Importantly, the estate was largely comprised of property in Victoria and Anita had originally obtained advice from a NSW legal practitioner. Anita was mistaken as to the time-frame appropriate in the State of Queensland that set out when she must file her application. Accordingly, she was to required to file her proceedings by 4 April 2016 and did not so until 14 April 2016. Prior to her filing her application, Anita had given notice to the executor of the estate of her intention to claim and negotiations were on foot. Notwithstanding this, the executor had distributed the estate prior to Anita filing her application.
In allowing the appeal, the Court said, at paragraphs 60 to 63:
It is open to this Court to re-exercise the discretion under s 41(8). It will do so on the evidence now before the Court and in circumstances where the delay is minimal, not attributable to the appellant herself, and has not caused sufficient prejudice.
The evidential factors to which I have referred in the preceding discussion leads irresistibly to a conclusion that the financial resources available to the appellant are insufficient to meet her needs now and into the future. The bequest to her under the deceased’s will falls well short of that insufficiency.
Whilst an award for further provision for the appellant would not be expected to equate to the totality of the insufficiency in her resources, there is a capacity in the estate for significant further provision to be made for her. The relationship between the appellant and the deceased was not a close one. However, the geographical distances between their places of residence precluded regular physical interaction between them.
In my view, the appellant has advanced an arguable claim for further provision out of the deceased’s estate. It is not a claim that is clearly unlikely to succeed. It cannot be said that it will probably fail. I am therefore satisfied that, in all these circumstances, the discretion under s 41(8) ought to be exercised in the appellant’s favour.
The beneficiaries were required to pay their inheritance back to the estate and the matters is to be sent to the District Court of Queensland for determination of the family provision claim.

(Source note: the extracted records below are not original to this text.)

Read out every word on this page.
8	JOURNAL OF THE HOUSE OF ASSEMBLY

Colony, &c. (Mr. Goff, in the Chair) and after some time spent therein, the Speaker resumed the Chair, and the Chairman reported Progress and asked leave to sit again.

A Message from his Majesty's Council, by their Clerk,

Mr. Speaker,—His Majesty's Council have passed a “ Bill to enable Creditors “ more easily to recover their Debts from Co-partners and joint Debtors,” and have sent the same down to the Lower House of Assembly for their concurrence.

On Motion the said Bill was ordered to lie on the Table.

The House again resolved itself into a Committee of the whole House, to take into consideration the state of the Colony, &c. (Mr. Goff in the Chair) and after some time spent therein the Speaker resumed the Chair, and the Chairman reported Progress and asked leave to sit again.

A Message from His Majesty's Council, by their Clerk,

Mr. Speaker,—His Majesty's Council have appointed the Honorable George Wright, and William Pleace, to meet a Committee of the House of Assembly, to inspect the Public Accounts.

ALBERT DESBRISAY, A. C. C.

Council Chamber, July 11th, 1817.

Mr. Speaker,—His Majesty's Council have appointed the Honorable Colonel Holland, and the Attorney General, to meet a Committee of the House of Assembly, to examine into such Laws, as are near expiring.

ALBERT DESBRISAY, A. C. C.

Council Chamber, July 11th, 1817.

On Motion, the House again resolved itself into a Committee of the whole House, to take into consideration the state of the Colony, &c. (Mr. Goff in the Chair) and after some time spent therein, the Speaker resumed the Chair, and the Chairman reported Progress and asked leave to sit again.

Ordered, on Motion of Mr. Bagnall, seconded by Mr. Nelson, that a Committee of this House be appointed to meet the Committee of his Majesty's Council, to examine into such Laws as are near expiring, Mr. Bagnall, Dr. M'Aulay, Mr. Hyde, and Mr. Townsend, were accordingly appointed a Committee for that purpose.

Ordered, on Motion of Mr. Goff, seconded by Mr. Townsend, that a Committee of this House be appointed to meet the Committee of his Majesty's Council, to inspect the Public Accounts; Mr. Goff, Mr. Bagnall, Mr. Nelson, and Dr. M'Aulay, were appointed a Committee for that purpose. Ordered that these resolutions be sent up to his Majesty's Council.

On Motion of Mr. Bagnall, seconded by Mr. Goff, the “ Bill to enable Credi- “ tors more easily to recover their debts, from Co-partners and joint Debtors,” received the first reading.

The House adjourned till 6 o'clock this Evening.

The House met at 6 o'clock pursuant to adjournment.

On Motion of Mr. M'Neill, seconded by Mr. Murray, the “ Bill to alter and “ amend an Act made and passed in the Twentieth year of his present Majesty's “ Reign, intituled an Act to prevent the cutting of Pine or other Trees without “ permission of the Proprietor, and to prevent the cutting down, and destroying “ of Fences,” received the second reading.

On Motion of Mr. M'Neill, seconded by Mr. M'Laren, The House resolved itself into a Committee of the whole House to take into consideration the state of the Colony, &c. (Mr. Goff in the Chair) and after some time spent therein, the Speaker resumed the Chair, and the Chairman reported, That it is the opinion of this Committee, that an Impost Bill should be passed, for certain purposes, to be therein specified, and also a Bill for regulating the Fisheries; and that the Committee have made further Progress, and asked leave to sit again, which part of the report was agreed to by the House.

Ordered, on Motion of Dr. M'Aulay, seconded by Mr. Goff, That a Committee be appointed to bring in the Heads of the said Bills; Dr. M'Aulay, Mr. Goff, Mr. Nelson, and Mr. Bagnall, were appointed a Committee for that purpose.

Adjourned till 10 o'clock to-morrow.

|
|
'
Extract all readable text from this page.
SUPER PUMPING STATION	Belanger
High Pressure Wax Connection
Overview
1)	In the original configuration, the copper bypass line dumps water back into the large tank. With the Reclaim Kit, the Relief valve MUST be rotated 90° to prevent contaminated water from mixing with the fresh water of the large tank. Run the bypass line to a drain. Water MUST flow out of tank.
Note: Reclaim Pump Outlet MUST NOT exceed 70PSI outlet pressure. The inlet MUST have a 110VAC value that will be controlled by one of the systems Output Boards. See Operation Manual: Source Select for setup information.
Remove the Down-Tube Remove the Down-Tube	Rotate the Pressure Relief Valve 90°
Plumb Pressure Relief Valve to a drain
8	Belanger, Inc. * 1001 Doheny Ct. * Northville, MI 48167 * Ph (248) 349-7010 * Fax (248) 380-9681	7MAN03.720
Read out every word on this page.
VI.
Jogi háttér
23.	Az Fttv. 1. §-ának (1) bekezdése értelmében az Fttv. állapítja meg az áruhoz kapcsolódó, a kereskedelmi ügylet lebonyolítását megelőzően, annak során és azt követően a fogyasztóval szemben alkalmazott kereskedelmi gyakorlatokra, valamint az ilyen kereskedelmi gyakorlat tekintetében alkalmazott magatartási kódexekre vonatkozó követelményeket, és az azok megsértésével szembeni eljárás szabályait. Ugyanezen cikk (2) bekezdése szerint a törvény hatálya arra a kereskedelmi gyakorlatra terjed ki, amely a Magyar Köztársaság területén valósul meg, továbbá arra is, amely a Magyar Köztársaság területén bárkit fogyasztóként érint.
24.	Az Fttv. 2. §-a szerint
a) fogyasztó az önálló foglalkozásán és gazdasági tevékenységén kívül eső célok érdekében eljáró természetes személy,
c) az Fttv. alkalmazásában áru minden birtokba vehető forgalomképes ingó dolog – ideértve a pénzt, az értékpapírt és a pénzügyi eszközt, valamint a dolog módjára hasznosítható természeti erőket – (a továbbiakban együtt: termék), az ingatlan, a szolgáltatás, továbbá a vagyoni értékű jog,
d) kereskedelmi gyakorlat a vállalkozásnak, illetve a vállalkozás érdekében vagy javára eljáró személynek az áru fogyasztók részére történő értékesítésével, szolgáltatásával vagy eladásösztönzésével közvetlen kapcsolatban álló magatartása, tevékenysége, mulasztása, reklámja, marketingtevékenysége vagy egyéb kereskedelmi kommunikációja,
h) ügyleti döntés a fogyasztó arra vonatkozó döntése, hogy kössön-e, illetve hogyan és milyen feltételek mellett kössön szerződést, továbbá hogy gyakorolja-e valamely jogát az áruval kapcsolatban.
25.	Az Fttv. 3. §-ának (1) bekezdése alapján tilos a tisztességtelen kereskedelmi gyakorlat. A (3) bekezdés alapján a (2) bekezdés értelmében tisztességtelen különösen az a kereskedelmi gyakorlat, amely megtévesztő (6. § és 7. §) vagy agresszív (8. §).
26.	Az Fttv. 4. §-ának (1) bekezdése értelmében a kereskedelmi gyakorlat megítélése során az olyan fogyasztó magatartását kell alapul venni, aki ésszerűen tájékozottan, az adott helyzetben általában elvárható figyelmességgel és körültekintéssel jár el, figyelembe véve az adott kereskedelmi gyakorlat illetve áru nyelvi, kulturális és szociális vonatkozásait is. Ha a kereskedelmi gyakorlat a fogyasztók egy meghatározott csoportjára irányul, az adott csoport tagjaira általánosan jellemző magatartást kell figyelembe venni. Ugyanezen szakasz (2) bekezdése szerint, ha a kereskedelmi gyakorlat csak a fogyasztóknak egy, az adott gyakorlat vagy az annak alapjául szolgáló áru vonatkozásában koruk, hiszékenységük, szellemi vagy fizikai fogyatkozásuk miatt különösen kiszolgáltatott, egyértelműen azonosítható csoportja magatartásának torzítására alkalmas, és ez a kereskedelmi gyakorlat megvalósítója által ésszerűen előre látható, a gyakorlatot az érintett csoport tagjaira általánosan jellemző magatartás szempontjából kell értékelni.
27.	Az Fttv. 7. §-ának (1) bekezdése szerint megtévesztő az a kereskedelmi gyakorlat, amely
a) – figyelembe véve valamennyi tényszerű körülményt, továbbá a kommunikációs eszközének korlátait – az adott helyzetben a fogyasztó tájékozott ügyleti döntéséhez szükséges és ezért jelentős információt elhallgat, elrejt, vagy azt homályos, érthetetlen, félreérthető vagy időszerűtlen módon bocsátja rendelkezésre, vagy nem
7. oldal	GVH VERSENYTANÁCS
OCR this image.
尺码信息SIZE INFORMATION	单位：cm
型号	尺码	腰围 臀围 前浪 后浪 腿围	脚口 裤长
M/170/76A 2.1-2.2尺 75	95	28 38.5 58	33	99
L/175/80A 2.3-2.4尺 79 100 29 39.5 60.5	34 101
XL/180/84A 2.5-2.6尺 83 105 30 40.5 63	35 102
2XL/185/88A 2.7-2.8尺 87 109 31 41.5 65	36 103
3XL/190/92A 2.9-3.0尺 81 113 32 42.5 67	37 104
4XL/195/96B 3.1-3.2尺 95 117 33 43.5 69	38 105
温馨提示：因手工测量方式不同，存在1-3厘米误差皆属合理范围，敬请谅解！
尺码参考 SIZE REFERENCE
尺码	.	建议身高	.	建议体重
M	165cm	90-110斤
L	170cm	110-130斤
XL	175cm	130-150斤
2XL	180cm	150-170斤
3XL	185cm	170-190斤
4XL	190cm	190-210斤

You can read the case here.
Essential Note: If you have stumbled across this article in your search for information relating to making a claim on estate, please seek legal advice. This information is of a general nature only and should never replace sound legal advice of your situation and circumstances. Each state in Australia has different laws and therefore different requirements when making a claim and the time-frames for doing so.